As ridiculous as it sounds to have a midlife crisis at 22, when you have spent the last 6 years of your life hovelled up in your room afraid to go outside, hitting your 22nd birthday and realising you have achieved none of the things that you pictured yourself doing by this age is a shocking and terrifying revelation. At 16, I used to look at 22 year olds and I remember thinking that they were so glamorous. There was no doubting they had all their doo-doo together; the house, the car, the dream job, the husband, the amazing group of friends who shopped, holiday'd and dined at their houses each weekend. And there was no doubt in the world that I would become them. I couldn't ever have predicted that I would be living with my parents, experiencing my first 'real grown up job', only just learning to drive with my crap heap 12 year old falling apart car that cost me more per month in insurance that I have ever paid out and was my most single most expensive possession yet, and with no sniff of a boyfriend for 14 months.

And it's this revelation that made me realise that the only thing that was stopping me having the life I wanted was the fear that I couldn't have it. And clearly money because you can't do anything without money as depressing a fact as that is. So I have decided that by my 23rd birthday, I want to be able to look at myself in the mirror and see the girl that always lived in my head. The girl I would have been had I not experienced the past 6 years. The girl who isn't afraid of going into clubs, or public transport, or meeting new people, or going to work. I'm going to be the girl who has travelled extensively, a blogger and youtuber extraordinaire. I'll be in a job I am proud of and drive a car that I love, and maybe even find true love too.

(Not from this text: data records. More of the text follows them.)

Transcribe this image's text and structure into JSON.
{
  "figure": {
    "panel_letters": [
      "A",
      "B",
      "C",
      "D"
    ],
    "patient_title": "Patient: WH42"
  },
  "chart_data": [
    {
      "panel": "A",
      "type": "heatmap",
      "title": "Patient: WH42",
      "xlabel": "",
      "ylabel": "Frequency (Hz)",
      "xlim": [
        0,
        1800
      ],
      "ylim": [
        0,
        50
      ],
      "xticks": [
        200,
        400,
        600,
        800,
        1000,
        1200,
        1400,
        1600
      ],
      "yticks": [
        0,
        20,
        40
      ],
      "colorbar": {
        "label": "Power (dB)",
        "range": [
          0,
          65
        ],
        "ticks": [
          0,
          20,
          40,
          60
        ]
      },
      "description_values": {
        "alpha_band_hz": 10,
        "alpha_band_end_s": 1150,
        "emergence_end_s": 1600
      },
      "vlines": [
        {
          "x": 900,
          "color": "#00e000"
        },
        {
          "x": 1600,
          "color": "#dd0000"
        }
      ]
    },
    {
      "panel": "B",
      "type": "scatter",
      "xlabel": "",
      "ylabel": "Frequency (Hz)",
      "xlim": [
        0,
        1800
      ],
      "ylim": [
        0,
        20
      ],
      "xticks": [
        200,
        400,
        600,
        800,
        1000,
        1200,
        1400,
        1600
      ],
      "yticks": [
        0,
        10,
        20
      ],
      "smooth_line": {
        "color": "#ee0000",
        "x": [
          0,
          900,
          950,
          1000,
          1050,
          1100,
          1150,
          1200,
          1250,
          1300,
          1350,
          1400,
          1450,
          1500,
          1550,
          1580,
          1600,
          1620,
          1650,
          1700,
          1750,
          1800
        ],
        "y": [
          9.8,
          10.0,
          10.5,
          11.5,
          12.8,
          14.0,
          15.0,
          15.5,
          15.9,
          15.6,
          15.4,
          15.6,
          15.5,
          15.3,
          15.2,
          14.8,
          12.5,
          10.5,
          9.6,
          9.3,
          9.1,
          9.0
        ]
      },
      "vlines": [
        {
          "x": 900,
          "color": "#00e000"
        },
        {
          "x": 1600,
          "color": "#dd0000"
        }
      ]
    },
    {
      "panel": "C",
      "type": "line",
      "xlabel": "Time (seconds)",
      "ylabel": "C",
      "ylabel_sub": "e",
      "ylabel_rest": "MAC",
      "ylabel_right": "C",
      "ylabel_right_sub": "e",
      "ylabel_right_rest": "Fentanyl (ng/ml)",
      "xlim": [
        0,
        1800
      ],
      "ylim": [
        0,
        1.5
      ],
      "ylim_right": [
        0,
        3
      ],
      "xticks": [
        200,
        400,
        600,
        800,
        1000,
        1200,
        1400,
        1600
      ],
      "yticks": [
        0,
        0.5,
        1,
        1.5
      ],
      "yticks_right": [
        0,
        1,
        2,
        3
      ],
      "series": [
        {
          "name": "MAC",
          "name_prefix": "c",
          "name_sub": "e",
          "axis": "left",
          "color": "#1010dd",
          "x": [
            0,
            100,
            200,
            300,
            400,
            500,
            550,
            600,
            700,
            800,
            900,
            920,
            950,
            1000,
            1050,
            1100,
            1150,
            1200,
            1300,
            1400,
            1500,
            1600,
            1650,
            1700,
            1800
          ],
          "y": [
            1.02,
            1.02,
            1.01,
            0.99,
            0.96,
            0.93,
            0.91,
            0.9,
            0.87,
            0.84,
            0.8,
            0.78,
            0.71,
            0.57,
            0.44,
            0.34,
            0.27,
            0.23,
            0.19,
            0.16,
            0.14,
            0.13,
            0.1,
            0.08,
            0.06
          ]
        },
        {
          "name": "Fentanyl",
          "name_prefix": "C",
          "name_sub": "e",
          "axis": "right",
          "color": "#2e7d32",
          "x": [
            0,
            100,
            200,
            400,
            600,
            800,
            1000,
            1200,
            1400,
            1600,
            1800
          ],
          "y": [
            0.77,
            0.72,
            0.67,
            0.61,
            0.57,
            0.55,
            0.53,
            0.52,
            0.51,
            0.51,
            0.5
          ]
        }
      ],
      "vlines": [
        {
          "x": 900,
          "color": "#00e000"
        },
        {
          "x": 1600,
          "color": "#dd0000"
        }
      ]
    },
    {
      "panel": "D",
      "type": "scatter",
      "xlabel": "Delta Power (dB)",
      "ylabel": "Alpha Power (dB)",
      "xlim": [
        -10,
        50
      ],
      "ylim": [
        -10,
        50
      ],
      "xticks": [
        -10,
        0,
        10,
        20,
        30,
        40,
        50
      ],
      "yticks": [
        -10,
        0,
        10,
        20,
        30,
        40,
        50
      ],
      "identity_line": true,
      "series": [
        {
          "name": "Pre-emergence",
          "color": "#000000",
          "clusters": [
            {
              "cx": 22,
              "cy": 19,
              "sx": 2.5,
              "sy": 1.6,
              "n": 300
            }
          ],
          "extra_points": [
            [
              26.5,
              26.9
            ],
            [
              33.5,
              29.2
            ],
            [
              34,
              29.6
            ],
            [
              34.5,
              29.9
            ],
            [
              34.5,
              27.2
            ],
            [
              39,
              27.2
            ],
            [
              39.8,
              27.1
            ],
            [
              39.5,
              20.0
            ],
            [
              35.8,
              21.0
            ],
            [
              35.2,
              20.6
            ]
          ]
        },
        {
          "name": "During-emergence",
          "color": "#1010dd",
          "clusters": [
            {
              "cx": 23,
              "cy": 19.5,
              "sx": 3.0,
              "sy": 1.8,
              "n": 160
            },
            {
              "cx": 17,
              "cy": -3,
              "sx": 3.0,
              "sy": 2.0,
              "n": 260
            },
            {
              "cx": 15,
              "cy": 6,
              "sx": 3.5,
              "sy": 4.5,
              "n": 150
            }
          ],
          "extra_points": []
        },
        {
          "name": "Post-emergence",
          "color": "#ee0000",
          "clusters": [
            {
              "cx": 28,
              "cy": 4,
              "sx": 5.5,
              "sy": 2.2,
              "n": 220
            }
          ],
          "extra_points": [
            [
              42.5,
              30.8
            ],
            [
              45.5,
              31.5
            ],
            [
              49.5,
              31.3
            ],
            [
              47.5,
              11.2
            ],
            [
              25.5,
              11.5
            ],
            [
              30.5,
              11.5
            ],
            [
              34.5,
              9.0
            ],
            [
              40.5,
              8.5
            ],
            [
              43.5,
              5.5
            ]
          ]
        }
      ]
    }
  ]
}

But most importantly, I hope I will inspire others to become the person they are inside too, without fear, or doubt, or the restriction of MENTAL ILLNESS. Because the truth about these conditions, the key thing about that term, is MENTAL. It exists only in your head, and it is only as bad as you allow it to be. Only you can take the relevant medicine, only you can fight for equal rights and treatment, and only you can decide what you will do with your life. And I don't know about you, but I don't want to look back again next year, and the year after that, and the year after that and see that my whole life has passed me by while I fret over the small things. I want to look back and be proud of the things I did manage to do, whether I was afraid or not.

I guess what I'm trying to say is that it's time to make a change. Not tomorrow, or when I get my new job, or when my meds change, or when I get to CBT, but NOW. TODAY. And if any of this relates to you at all, then maybe today is the time for you to change too. If this post helps even one person, then it's worth the time to open my heart, and change with you. Let's change together.

Take control of your world.

Puddy <3

1 comment:

  1. What a lovely and inspiring post. Best of luck with your CBT.